Roughly, the album can be separated by its two CDs - the first recalling the smooth country rock of the seventies while the second looks back, sonically, to the eighties and has many vibes of Don Henley's The End Of The Innocence album. This is only to an extent, though, because much of the second half of the first part is also distinctly eighties-style Henley-esque. There are highlights worthy of individual mention, however. How Long has an obviously Take It Easy riff and melody to it and is classic Eagles fare. 

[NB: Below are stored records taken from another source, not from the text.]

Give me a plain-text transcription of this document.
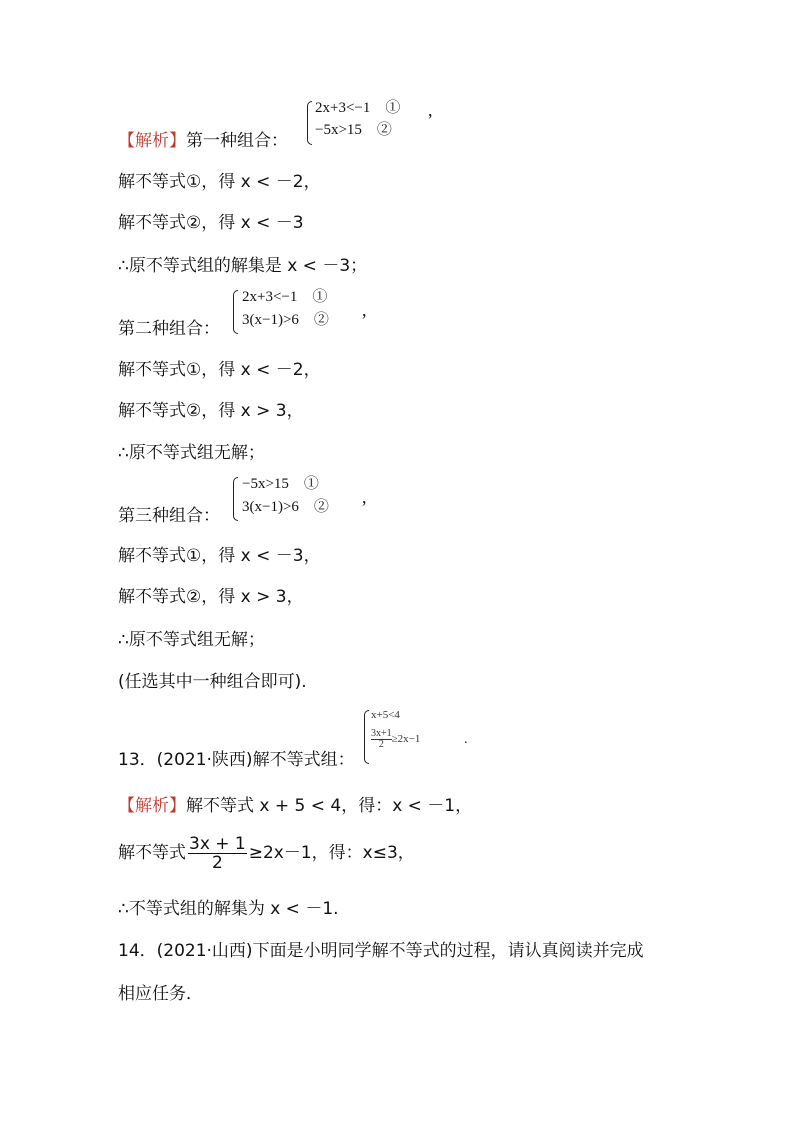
【解析】第一种组合：
2x+3<−1　①
−5x>15　②
,
解不等式①，得 x < －2，
解不等式②，得 x < －3
∴原不等式组的解集是 x < －3；
第二种组合：
2x+3<−1　①
3(x−1)>6　② ,
解不等式①，得 x < －2，
解不等式②，得 x > 3，
∴原不等式组无解；
第三种组合：
−5x>15　①
3(x−1)>6　② ,
解不等式①，得 x < －3，
解不等式②，得 x > 3，
∴原不等式组无解；
(任选其中一种组合即可).
13．(2021·陕西)解不等式组：
x+5<4
$\frac{3x+1}{2} \ge 2x-1$	.
【解析】解不等式 x + 5 < 4，得：x < －1，
解不等式 $\frac{3x + 1}{2} \ge 2x-1$，得：x≤3，
∴不等式组的解集为 x < －1.
14．(2021·山西)下面是小明同学解不等式的过程，请认真阅读并完成
相应任务．
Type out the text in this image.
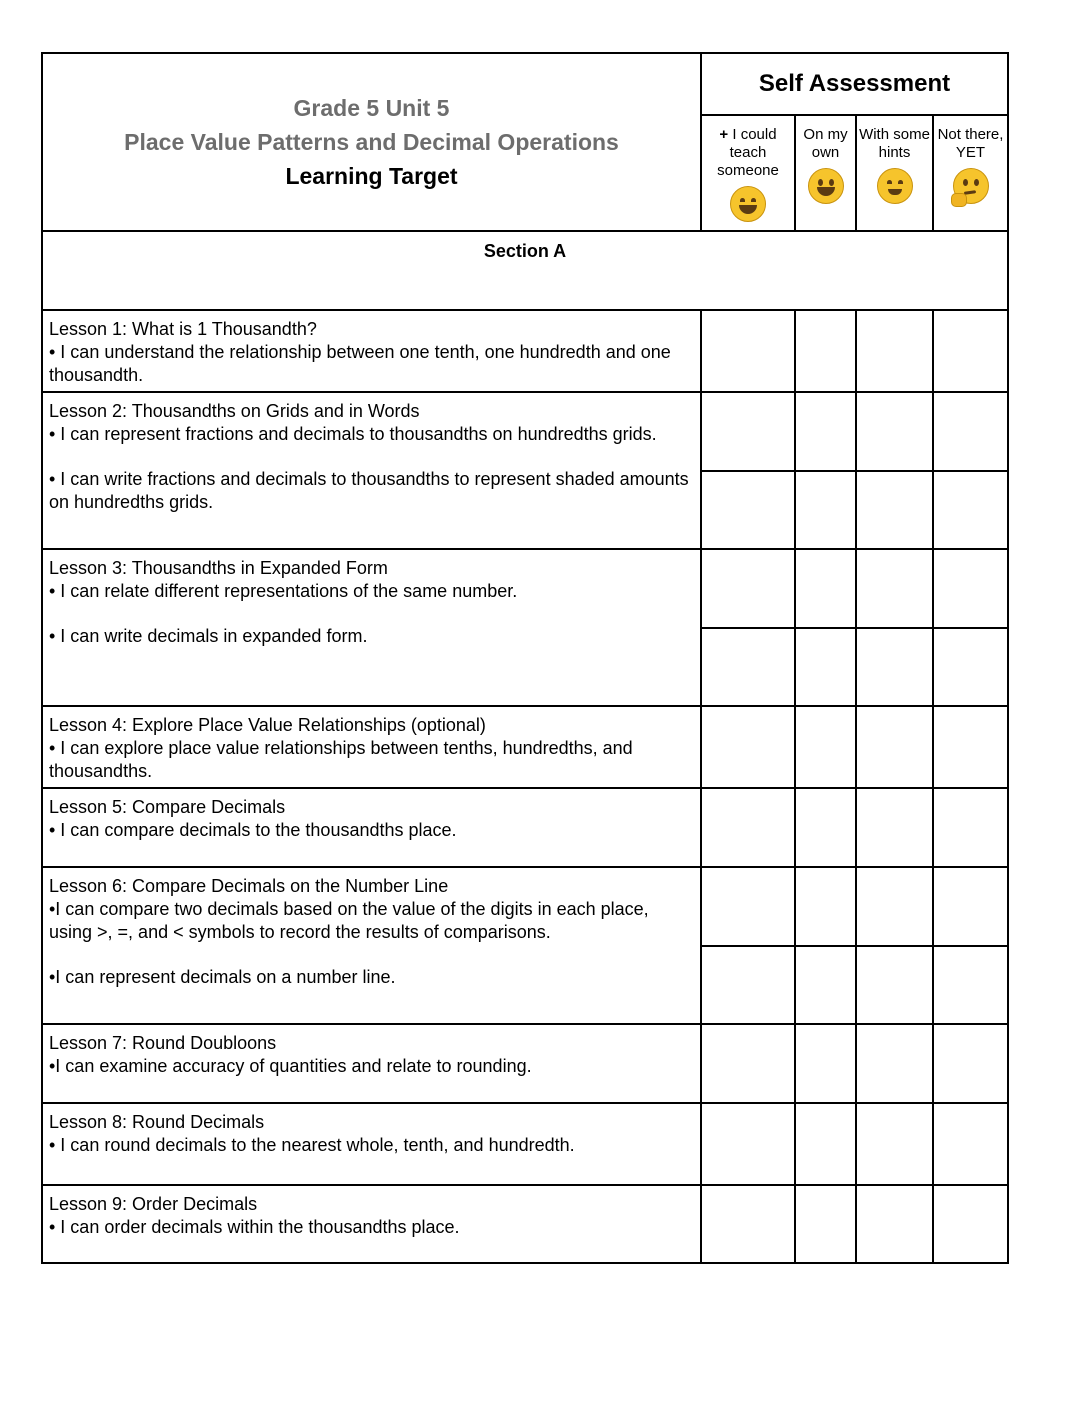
Grade 5 Unit 5
Place Value Patterns and Decimal Operations
Learning Target	Self Assessment			

	+ I could teach someone	On my own	With some hints	Not there, YET

Section A				

Lesson 1: What is 1 Thousandth?
• I can understand the relationship between one tenth, one hundredth and one thousandth.				

Lesson 2: Thousandths on Grids and in Words
• I can represent fractions and decimals to thousandths on hundredths grids.
• I can write fractions and decimals to thousandths to represent shaded amounts on hundredths grids.				

Lesson 3: Thousandths in Expanded Form
• I can relate different representations of the same number.
• I can write decimals in expanded form.				

Lesson 4: Explore Place Value Relationships (optional)
• I can explore place value relationships between tenths, hundredths, and thousandths.				

Lesson 5: Compare Decimals
• I can compare decimals to the thousandths place.				

Lesson 6: Compare Decimals on the Number Line
•I can compare two decimals based on the value of the digits in each place, using >, =, and < symbols to record the results of comparisons.
•I can represent decimals on a number line.				

Lesson 7: Round Doubloons
•I can examine accuracy of quantities and relate to rounding.				

Lesson 8: Round Decimals
• I can round decimals to the nearest whole, tenth, and hundredth.				

Lesson 9: Order Decimals
• I can order decimals within the thousandths place.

The appealing Busy Being Fabulous is a track that would have fitted fine on the afore-mentioned Don Henley album, The End Of The Innocence. Guilty Of the Crime is a great, upbeat riffy grinder. A favourite of mine is the Springsteen-esque (in places) No More Cloudy Days. Do Something is beautiful, as is I Don’t Want To Hear Any More

The ten-minute Long Road Out Of Eden is a chugging, mightily impressive Jackson Browne-influenced cynical diatribe about the state of the world and the USA in 2007. I Dreamed There Was No War is a lovely, short guitar instrumental and Somebody has a gritty rocking thump to it. 

Frail Grasp On The Big Picture is another socially motivated number, with strong echoes of Life In The Fast Lane to it. The Last Good Time In Town has a laid-back Chris Rea sound to its rhythm. Look, I could compliment each and every track on here - they are all good, not a duffer anywhere to be found.